The citizens’ desire to participate is keen, paradoxically even keener in countries where the democratic process is not well accomplished yet, and new technologies can represent a further tool to exercise one’s own democratic rights. This is what the E-Panels project proves, a project that ALDA, the Association of Local Democracy Agencies, is leading with the aim to encourage civic participation through the use of Information and Communication Technologies (ICTs).
The partners of the project – ALDA, LDA Sisak, LDA Osijek, Maison de l’Europe de Caen, Association of European Partnership, Fundacion Insula Barataria, Ngo Horizont and CRPRC Studorium – will meet in Croatia at the beginning of next month for the closing conference of the project that will be held in Zagreb on November 3rd. In view of that, a website was created in spring 2010, which was managed and promoted on the national level by ALDA partners from Croatia, France, Spain, Albania, Macedonia and Bulgaria.

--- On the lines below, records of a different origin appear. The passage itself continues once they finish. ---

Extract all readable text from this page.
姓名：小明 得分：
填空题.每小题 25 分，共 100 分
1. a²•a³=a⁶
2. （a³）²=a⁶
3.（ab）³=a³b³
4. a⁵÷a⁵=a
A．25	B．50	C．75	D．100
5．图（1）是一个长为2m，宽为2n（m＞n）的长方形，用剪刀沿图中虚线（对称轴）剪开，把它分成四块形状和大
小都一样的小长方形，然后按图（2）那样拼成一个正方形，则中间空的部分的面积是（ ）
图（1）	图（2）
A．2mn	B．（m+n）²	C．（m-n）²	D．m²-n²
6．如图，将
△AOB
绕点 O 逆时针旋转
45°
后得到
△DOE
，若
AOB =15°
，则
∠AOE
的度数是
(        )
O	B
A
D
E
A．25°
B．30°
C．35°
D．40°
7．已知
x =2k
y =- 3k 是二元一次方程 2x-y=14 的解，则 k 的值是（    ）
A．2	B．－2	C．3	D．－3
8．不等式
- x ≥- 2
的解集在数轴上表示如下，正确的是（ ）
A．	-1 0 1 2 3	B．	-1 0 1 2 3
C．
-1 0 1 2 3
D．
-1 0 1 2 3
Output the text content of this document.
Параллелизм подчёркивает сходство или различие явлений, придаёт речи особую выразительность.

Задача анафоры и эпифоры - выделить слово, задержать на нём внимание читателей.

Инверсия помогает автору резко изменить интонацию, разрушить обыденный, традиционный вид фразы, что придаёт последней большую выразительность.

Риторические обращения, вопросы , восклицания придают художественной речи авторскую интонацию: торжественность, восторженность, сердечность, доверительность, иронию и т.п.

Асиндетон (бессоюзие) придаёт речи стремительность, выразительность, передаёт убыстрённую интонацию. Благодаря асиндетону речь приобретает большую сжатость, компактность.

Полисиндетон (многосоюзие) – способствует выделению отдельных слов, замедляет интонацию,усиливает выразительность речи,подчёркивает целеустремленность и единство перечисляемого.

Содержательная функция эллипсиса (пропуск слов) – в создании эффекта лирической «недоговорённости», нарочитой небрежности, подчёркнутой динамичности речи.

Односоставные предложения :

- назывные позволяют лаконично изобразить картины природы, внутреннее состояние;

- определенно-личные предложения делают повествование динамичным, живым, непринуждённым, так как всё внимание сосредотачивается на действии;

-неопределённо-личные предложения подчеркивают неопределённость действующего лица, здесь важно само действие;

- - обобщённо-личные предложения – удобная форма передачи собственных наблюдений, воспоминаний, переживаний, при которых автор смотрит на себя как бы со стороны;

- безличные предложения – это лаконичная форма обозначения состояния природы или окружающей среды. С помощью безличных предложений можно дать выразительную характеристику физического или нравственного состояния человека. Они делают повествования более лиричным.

After several months of online exchanges with anonymous citizens about current European issues, it is now possible to draw lessons and experiences from these citizens’ thoughts and opinions, in order to involve them in the building process.
Presentations of the results of the discussions on the e-panels, encounters among the partners and e-panels activators who volunteered to carry out this experience, debates with experts on active citizenship, volunteering and ICT and exchanges of opinions about European identity will be the leading track of this day.
The innovative method proposed by this project is to create electronic panels (“e-panels”) to increase the number of citizens of different ages, nationalities and backgrounds who could finally find an opportunity to express themselves on matters related to EU policies that affect their daily life using these online panels. The purpose is to test this new dimension of the citizens’ panels’ methodology to see if it is a relevant instrument to foster citizens’ participation.
The E-Panels project is meant to develop a sense of European identity, based on common values, history and culture, to give the citizens the opportunity to interact and participate in a wider Europe through debates about how to improve citizens’ participation, with a focus on tools or processes such as ICT tools and the process of volunteering. The objective is not only to foster a sense of belonging and to enhance tolerance and mutual understanding among the European Union’s citizens, but also to strengthen respect and to promote cultural and linguistic diversity, while contributing to the intercultural dialogue.
Through this project 20 people from 6 different countries were trained, acquiring new information, knowledge and skills in the field of active citizenship and contributing, thanks to their “new” role, to the development of citizens’ panels at the local level.
The project has already reached almost a thousand people directly through local and international various activities.